Contoh :   ketipisen (tipis ‘tipis’ + ke-/en) ‘terlalu tipis’
                 Kedhuwuren (dhuwur ‘tinggi’ + ke-/-en) ‘terlalu tinggi’                   
                 Keputihen (putih ‘putih’ + ke-/en ) ‘terlalu putih’
                 Kegampangen (gampang ‘mudah’ + ke-/en ) ‘terlalu mudah’
                 Kesenengen (seneng ‘senang’ +ke-en) ‘terlalu senang’
                 Kematengen (mateng ‘matang’ + ke-en) ‘terlalu matang’
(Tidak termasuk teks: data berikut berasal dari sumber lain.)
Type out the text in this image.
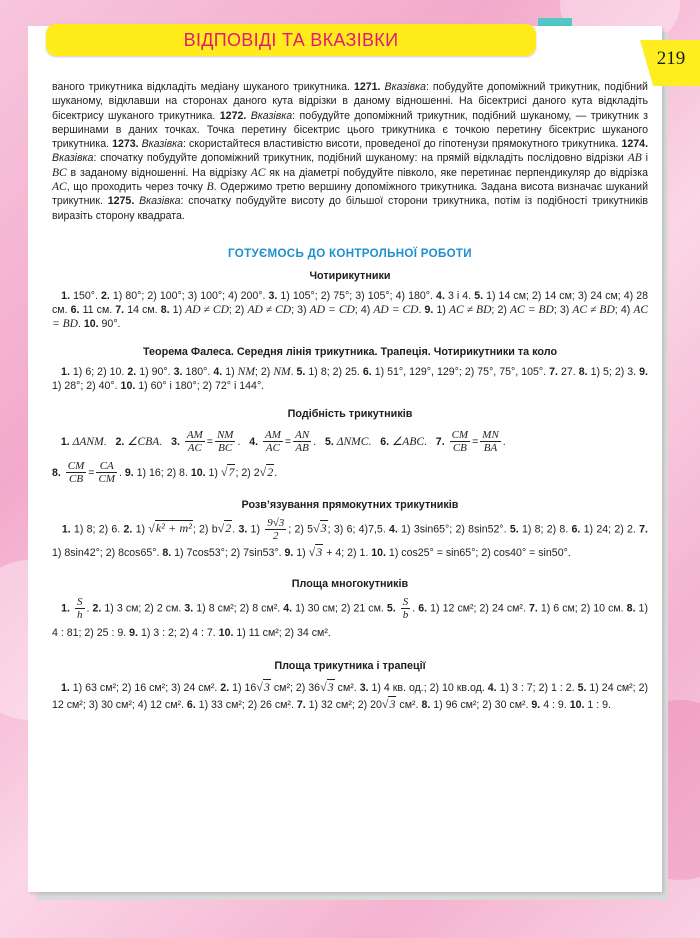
ВІДПОВІДІ ТА ВКАЗІВКИ
219

ваного трикутника відкладіть медіану шуканого трикутника. 1271. Вказівка: побудуйте допоміжний трикутник, подібний шуканому, відклавши на сторонах даного кута відрізки в даному відношенні. На бісектрисі даного кута відкладіть бісектрису шуканого трикутника. 1272. Вказівка: побудуйте допоміжний трикутник, подібний шуканому, — трикутник з вершинами в даних точках. Точка перетину бісектрис цього трикутника є точкою перетину бісектрис шуканого трикутника. 1273. Вказівка: скористайтеся властивістю висоти, проведеної до гіпотенузи прямокутного трикутника. 1274. Вказівка: спочатку побудуйте допоміжний трикутник, подібний шуканому: на прямій відкладіть послідовно відрізки AB і BC в заданому відношенні. На відрізку AC як на діаметрі побудуйте півколо, яке перетинає перпендикуляр до відрізка AC, що проходить через точку B. Одержимо третю вершину допоміжного трикутника. Задана висота визначає шуканий трикутник. 1275. Вказівка: спочатку побудуйте висоту до більшої сторони трикутника, потім із подібності трикутників виразіть сторону квадрата.

ГОТУЄМОСЬ ДО КОНТРОЛЬНОЇ РОБОТИ
Чотирикутники

1. 150°. 2. 1) 80°; 2) 100°; 3) 100°; 4) 200°. 3. 1) 105°; 2) 75°; 3) 105°; 4) 180°. 4. 3 і 4. 5. 1) 14 см; 2) 14 см; 3) 24 см; 4) 28 см. 6. 11 см. 7. 14 см. 8. 1) AD ≠ CD; 2) AD ≠ CD; 3) AD = CD; 4) AD = CD. 9. 1) AC ≠ BD; 2) AC = BD; 3) AC ≠ BD; 4) AC = BD. 10. 90°.

Теорема Фалеса. Середня лінія трикутника. Трапеція. Чотирикутники та коло

1. 1) 6; 2) 10. 2. 1) 90°. 3. 180°. 4. 1) NM; 2) NM. 5. 1) 8; 2) 25. 6. 1) 51°, 129°, 129°; 2) 75°, 75°, 105°. 7. 27. 8. 1) 5; 2) 3. 9. 1) 28°; 2) 40°. 10. 1) 60° і 180°; 2) 72° і 144°.

Подібність трикутників

1. ΔANM.   2. ∠CBA.   3. $\frac{AM}{AC} = \frac{NM}{BC}$ .   4. $\frac{AM}{AC} = \frac{AN}{AB}$ .   5. ΔNMC.   6. ∠ABC.   7. $\frac{CM}{CB} = \frac{MN}{BA}$ .
8. $\frac{CM}{CB} = \frac{CA}{CM}$ . 9. 1) 16; 2) 8. 10. 1) √7; 2) 2√2.

Розв’язування прямокутних трикутників

1. 1) 8; 2) 6. 2. 1) √k² + m²; 2) b√2. 3. $1) \frac{9√3}{2}$ ; 2) 5√3; 3) 6; 4)7,5. 4. 1) 3sin65°; 2) 8sin52°. 5. 1) 8; 2) 8. 6. 1) 24; 2) 2. 7. 1) 8sin42°; 2) 8cos65°. 8. 1) 7cos53°; 2) 7sin53°. 9. 1) √3 + 4; 2) 1. 10. 1) cos25° = sin65°; 2) cos40° = sin50°.

Площа многокутників

1. $\frac{S}{h}$ . 2. 1) 3 см; 2) 2 см. 3. 1) 8 см²; 2) 8 см². 4. 1) 30 см; 2) 21 см. 5. $\frac{S}{b}$ . 6. 1) 12 см²; 2) 24 см². 7. 1) 6 см; 2) 10 см. 8. 1) 4 : 81; 2) 25 : 9. 9. 1) 3 : 2; 2) 4 : 7. 10. 1) 11 см²; 2) 34 см².

Площа трикутника і трапеції

1. 1) 63 см²; 2) 16 см²; 3) 24 см². 2. 1) 16√3 см²; 2) 36√3 см². 3. 1) 4 кв. од.; 2) 10 кв.од. 4. 1) 3 : 7; 2) 1 : 2. 5. 1) 24 см²; 2) 12 см²; 3) 30 см²; 4) 12 см². 6. 1) 33 см²; 2) 26 см². 7. 1) 32 см²; 2) 20√3 см². 8. 1) 96 см²; 2) 30 см². 9. 4 : 9. 10. 1 : 9.
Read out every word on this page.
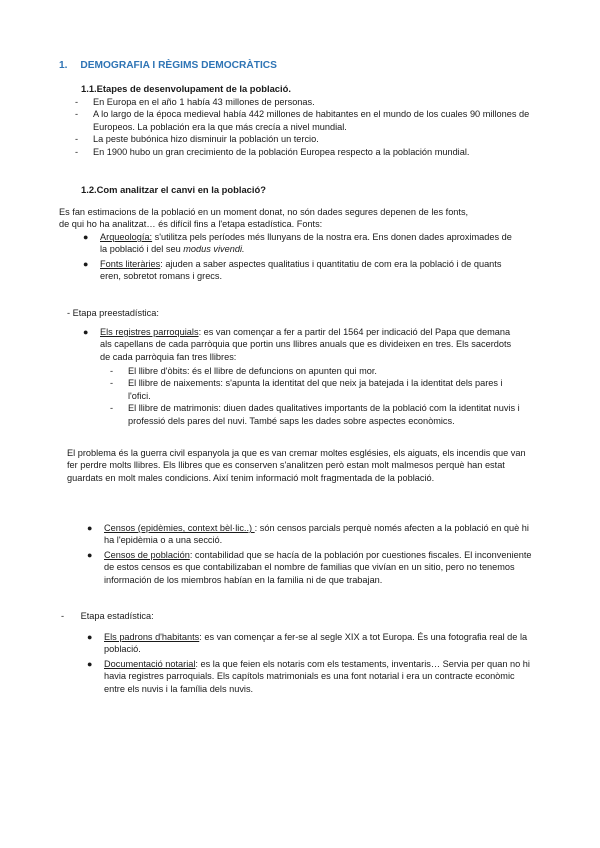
1. DEMOGRAFIA I RÈGIMS DEMOCRÀTICS
1.1.Etapes de desenvolupament de la població.
- En Europa en el año 1 había 43 millones de personas.
- A lo largo de la época medieval había 442 millones de habitantes en el mundo de los cuales 90 millones de Europeos. La población era la que más crecía a nivel mundial.
- La peste bubónica hizo disminuir la población un tercio.
- En 1900 hubo un gran crecimiento de la población Europea respecto a la población mundial.
1.2.Com analitzar el canvi en la població?
Es fan estimacions de la població en un moment donat, no són dades segures depenen de les fonts,
de qui ho ha analitzat… és difícil fins a l'etapa estadística. Fonts:
● Arqueología: s'utilitza pels períodes més llunyans de la nostra era. Ens donen dades aproximades de la població i del seu modus vivendi.
● Fonts literàries: ajuden a saber aspectes qualitatius i quantitatiu de com era la població i de quants eren, sobretot romans i grecs.
- Etapa preestadística:
● Els registres parroquials: es van començar a fer a partir del 1564 per indicació del Papa que demana als capellans de cada parròquia que portin uns llibres anuals que es divideixen en tres. Els sacerdots de cada parròquia fan tres llibres:
- El llibre d'òbits: és el llibre de defuncions on apunten qui mor.
- El llibre de naixements: s'apunta la identitat del que neix ja batejada i la identitat dels pares i l'ofici.
- El llibre de matrimonis: diuen dades qualitatives importants de la població com la identitat nuvis i professió dels pares del nuvi. També saps les dades sobre aspectes econòmics.
El problema és la guerra civil espanyola ja que es van cremar moltes esglésies, els aiguats, els incendis que van fer perdre molts llibres. Els llibres que es conserven s'analitzen però estan molt malmesos perquè han estat guardats en molt males condicions. Així tenim informació molt fragmentada de la població.
● Censos (epidèmies, context bèl·lic..) : són censos parcials perquè només afecten a la població en què hi ha l'epidèmia o a una secció.
● Censos de población: contabilidad que se hacía de la población por cuestiones fiscales. El inconveniente de estos censos es que contabilizaban el nombre de familias que vivían en un sitio, pero no tenemos información de los miembros habían en la familia ni de que trabajan.
- Etapa estadística:
● Els padrons d'habitants: es van començar a fer-se al segle XIX a tot Europa. És una fotografia real de la població.
● Documentació notarial: es la que feien els notaris com els testaments, inventaris… Servia per quan no hi havia registres parroquials. Els capítols matrimonials es una font notarial i era un contracte econòmic entre els nuvis i la família dels nuvis.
c.       Adjektiva,untuk menyatakan makna ‘penyangatan’/Lingga berubah swara (LS)
       Kata sifat selalu dapat mengalami proses pergantian suara untuk menyatakan intensifikasi sifat kata tersebut. Selain suara  itu biasannya terjadi pada suku kata terakhir suatu kata,suku kedua,dan suku belakang,dalam bahasa jawa standar,kata-kata yang salin suara hanyalah kata sifat,seperti kata kerja dan benda tidak dapat mengalami perubahan suara.
·         Contoh peninggian vokal suku akhir,
Abang ‘merah’     →        abing   ‘merah sekali’
Dhuwur ‘tinggi’   →        dhuwur ‘sangat tinggi’
Gepeng ‘pipih’     →        geping   ‘sangat pipih’
Cilik ‘kecil’          →        cilik       ‘sangat kecil’
·         Contoh pendiftongan pada suku awal atau suku akhir,
Adoh ‘jauh’          →        aduoh ‘sangat jauh’
Dawa ‘panjang’    →        dawua ‘sangat panjang’
Enak ‘enak’          →        uenak ‘sangat enak’
Ijo ‘hijau’             →        uijo ‘hijau sekali’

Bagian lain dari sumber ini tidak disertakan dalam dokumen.